Participating in This Clinical Trial

Inclusion Criteria

  • Patients with histologically documented cancer of the breast or DCIS or head and neck referred for definitive radiation with curative intent.
  • No evidence of metastatic disease.
  • Minimum life expectancy of at least 12 months.
  • Aged greater than 20 years.
  • If female, pregnancy excluded.
  • No documented history of collagen vascular disease.

Exclusion Criteria

  • Cognitively impaired patients
  • Prisoners
  • No histology available
  • Documented metastatic disease
  • Allergy to Trental
  • Life expectance of less than 12 months.
  • Aged less than 20 years
  • Collagen vascular disease present
  • Pregnant
  • History of liver disease
  • Use of anticoagulants

Gender Eligibility: All

Minimum Age: 20 Years

Maximum Age: N/A

Are Healthy Volunteers Accepted: No

Investigator Details

  • Lead Sponsor
    • University of Iowa
  • Provider of Information About this Clinical Study
    • Sponsor
  • Overall Official(s)
    • Geraldine Jacobson, MD MPH, Principal Investigator, department of radiation oncology

References

Dion MW, Hussey DH, Doornbos JF, Vigliotti AP, Wen BC, Anderson B. Preliminary results of a pilot study of pentoxifylline in the treatment of late radiation soft tissue necrosis. Int J Radiat Oncol Biol Phys. 1990 Aug;19(2):401-7.
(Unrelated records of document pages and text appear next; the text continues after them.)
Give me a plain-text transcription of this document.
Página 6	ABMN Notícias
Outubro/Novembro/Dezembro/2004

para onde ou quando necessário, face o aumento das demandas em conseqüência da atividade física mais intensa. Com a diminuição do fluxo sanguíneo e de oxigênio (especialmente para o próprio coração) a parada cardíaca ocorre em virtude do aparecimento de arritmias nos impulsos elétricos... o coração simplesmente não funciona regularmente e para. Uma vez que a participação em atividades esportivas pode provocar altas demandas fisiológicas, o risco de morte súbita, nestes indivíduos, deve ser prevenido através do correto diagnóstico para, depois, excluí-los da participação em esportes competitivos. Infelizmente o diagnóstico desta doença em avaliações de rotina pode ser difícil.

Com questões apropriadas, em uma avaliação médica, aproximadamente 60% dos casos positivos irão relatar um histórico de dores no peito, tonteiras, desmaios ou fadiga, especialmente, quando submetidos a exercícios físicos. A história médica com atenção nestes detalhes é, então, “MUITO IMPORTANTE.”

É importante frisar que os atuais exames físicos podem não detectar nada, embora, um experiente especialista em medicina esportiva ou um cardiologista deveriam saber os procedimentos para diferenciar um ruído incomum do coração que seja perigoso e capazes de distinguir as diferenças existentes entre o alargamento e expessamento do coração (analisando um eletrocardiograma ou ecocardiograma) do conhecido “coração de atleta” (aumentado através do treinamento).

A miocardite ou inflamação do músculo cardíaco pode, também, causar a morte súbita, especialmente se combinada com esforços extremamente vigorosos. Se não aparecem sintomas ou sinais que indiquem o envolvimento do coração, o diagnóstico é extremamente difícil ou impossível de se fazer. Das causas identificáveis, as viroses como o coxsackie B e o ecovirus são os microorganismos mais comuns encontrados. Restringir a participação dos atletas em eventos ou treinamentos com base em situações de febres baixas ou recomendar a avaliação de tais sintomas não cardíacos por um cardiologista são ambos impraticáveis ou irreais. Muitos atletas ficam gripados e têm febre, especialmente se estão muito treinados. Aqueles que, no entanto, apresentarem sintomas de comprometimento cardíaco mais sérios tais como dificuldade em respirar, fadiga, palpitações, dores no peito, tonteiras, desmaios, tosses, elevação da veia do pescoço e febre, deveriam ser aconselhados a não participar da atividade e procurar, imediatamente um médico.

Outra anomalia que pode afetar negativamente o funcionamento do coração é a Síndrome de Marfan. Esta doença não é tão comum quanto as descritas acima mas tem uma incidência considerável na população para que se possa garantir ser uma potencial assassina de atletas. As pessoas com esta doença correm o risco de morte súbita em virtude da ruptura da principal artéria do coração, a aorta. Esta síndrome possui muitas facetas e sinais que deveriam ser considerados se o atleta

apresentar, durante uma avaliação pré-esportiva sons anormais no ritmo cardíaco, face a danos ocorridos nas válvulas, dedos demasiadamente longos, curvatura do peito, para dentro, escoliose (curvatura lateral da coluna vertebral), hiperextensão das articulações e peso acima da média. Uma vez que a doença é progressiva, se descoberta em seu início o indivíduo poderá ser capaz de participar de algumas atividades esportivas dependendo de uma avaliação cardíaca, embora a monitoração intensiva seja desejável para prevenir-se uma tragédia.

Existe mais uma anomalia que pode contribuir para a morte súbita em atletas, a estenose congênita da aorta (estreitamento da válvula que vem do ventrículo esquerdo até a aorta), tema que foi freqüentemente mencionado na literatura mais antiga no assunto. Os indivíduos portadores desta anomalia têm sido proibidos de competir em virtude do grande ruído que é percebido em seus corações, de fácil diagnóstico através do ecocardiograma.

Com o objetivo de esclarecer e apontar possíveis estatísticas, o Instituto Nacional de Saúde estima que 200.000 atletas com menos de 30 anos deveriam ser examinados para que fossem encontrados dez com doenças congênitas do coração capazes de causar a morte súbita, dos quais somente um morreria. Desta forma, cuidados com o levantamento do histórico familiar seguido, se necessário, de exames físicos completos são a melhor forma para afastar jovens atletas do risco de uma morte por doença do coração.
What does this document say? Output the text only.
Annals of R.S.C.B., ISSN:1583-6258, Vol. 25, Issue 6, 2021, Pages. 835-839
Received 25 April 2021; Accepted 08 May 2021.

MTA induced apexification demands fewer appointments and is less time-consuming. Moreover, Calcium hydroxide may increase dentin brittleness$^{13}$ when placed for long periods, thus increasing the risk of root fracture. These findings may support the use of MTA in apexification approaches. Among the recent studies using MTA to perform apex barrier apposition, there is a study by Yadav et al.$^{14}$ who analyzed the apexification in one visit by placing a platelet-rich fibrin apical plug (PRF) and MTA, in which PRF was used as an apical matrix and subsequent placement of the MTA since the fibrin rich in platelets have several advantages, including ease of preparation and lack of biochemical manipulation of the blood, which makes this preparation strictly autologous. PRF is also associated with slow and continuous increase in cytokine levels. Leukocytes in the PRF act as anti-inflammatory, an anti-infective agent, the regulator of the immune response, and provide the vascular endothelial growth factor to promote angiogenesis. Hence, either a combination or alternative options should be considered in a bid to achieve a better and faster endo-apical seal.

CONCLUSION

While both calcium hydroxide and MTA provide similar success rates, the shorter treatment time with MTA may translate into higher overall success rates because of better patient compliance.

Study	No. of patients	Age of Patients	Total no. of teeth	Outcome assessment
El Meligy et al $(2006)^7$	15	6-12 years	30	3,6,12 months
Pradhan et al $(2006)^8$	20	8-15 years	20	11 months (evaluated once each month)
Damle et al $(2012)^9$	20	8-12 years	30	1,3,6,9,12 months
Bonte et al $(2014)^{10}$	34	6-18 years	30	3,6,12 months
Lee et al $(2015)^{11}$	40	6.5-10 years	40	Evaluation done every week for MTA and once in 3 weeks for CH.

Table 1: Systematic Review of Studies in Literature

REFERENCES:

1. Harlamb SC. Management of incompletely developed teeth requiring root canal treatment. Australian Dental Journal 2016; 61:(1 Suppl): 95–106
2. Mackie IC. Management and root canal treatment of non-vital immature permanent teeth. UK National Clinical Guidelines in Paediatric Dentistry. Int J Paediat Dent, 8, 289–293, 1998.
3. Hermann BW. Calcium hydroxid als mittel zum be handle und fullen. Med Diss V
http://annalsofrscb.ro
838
Delanian S, Balla-Mekias S, Lefaix JL. Striking regression of chronic radiotherapy damage in a clinical trial of combined pentoxifylline and tocopherol. J Clin Oncol. 1999 Oct;17(10):3283-90.

Delanian S, Porcher R, Balla-Mekias S, Lefaix JL. Randomized, placebo-controlled trial of combined pentoxifylline and tocopherol for regression of superficial radiation-induced fibrosis. J Clin Oncol. 2003 Jul 1;21(13):2545-50.

Gothard L, Cornes P, Earl J, Hall E, MacLaren J, Mortimer P, Peacock J, Peckitt C, Woods M, Yarnold J. Double-blind placebo-controlled randomised trial of vitamin E and pentoxifylline in patients with chronic arm lymphoedema and fibrosis after surgery and radiotherapy for breast cancer. Radiother Oncol. 2004 Nov;73(2):133-9.

Delanian S, Porcher R, Rudant J, Lefaix JL. Kinetics of response to long-term treatment combining pentoxifylline and tocopherol in patients with superficial radiation-induced fibrosis. J Clin Oncol. 2005 Dec 1;23(34):8570-9. Epub 2005 Oct 31.